Já depois do regresso do grupo a Portugal, voltei a Delhi onde fui acolhida por uma gentil família indiana. A minha estreia no couchsurfing. Excelente por sinal. Mais do que uma forma de poupar em alojamento, já que na Ásia tanto este como a alimentação podem ser bem baratos, o CS permite-nos mergulhar directamente na cultura do país em questão. E muitas vezes fazer novos amigos.
E de Delhi dei um pulinho a Agra, de comboio, para ver o Taj Mahal nas margens do rio Yamuna. No ano seguinte, regressei à India e fiz uma breve incursão no Rajastão começando por Jaipur.
Observatório Astronómico, Palácio da Cidade, Palácio do Vento
Palácio Amber
Ajmer, Pushkar
Nesse mesmo ano e saindo da fronteira este do Nepal, ingressei na India rumo a Darjeeling, cidade famosa pela sua indústria do chá. A cidade tem uma altitude média de 2130m e fica situada perto do Kanchenjunga, a terceira montanha mais alta do mundo, com 8586m de altitude, situada na cordilheira do Himalaia.
De jipe-táxi, partilhado com outros amigos viajantes, continuei para o Sikkim. Isto foi em Agosto, tempo das monções. A dada altura ficámos horas retidos na estrada devido a um aluimento de terras. Formou-se uma fila de trânsito considerável e nós ficámos precisamente parados na ponte sobre o rio que corria bravo e barrento. As pessoas saíam dos carros e, enquanto a estrada era reparada, aproveitavam para conversar descontraidamente. Ninguém se exalta ou impacienta. Os deslizamentos de terra são frequentes na época, muitas vezes colhendo vidas. Não foi o caso.
O Sikkim é um antigo reino budista situado entre o Nepal e o Butão e faz fronteira, a norte, com a Região Autónoma do Tibete. Foi disputado por nepaleses, butaneses, chineses e tornou-se um protectorado britânico. Foi anexado à Índia em 1975. Ainda assim temos de obter uma autorização especial à entrada neste estado. Mas muito mais limpo e organizado que outros estados indianos.
Gangtok, vista do teleférico, Do-Drul Chorten
Gangtok é a capital e maior cidade deste estado indiano aninhado nos Himalaias. Está a 1437 metros de altitude.
Mosteiros budistas: Rumtek e Enchey
De Siliguri ainda apanhei um autocarro para Jaigoan até à fronteira com o Butão. Só assim me convenci de que realmente a entrada neste país, para os turistas, tem que ser tratada (e bem paga) com antecedência.
Em 2007, encantada com o Oriente, os Himalaias, o povo, a cultura tibetana, voltei à India. De Delhi dirigi-me para norte, de autocarro.

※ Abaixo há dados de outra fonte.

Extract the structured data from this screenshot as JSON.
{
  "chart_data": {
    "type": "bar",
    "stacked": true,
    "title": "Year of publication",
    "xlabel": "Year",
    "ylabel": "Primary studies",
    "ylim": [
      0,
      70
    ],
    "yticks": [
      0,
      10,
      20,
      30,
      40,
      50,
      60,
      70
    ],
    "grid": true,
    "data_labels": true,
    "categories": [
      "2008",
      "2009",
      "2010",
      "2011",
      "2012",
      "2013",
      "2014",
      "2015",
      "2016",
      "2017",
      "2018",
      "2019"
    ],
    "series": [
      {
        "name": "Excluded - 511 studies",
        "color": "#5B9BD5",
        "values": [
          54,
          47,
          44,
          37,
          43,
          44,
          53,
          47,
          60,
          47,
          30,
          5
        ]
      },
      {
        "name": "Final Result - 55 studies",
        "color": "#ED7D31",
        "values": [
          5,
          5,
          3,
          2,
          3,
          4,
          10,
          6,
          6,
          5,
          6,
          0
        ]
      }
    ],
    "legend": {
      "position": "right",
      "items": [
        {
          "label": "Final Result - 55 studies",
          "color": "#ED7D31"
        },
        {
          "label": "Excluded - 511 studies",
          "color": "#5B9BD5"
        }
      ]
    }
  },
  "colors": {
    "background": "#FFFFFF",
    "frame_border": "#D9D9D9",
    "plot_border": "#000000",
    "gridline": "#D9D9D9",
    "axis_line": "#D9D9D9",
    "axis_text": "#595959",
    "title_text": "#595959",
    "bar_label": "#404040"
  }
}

Chandigarh: Rock garden, Rose garden
Amritsar: Templo Dourado
O Templo Dourado em Amritsar, no Punjab, é o berço sagrado da religião Sikh. Para o Sikhismo esta é a Casa de Deus que simboliza a liberdade infinita e a independência espiritual. O templo é decorado com figuras esculpidas em mármore, relevos em ouro e incrustações de pedras preciosas. Voluntários sikhs asseguram os trabalhos no templo e oferecem comida gratuita a todos quantos apareçam.
Em Attari, na fronteira com o Paquistão, assistimos ao espectáculo do encerramento diário da fronteira entre os dois países.
Depois de uns dias mais frescos em Dharamsala, McLeod Ganj, residência do Dalai Lama, então ausente, seguimos para Jammur e daqui para Srinagar. Este trajecto está fortemente militarizado, constantemente nos cruzávamos com soldados e colunas militares.
Caxemira é o estado predominantemente muçulmano na Índia que é maioritariamente hindu. O território original do reino agora está dividido entre a Índia, o Paquistão e a China. O Paquistão controla o segmento ocidental desde a primeira guerra Indo-Paquistanesa. Os chineses ocuparam a extremidade da parte oriental, Aksai Chin, desde a guerra Sino-Indiana de 1962. Apesar de tudo estar ultimamente mais calmo, a tensão existe. Uma bomba explodiu num autocarro que passava junto ao restaurante em que eu entrara.
Não houvera presenciado este acontecimento e o Vale de Caxemira transpareceria um dos lugares mais pacíficos do mundo. Sem dúvida um dos mais belos em que já estive. Em Srinagar hospedamo-nos em ‘houseboats’, os barcos-casa, ancorados às margens do magnífico Dal Lake. O poeta irlandês Thomas Moore designou-o “o paraíso da terra”.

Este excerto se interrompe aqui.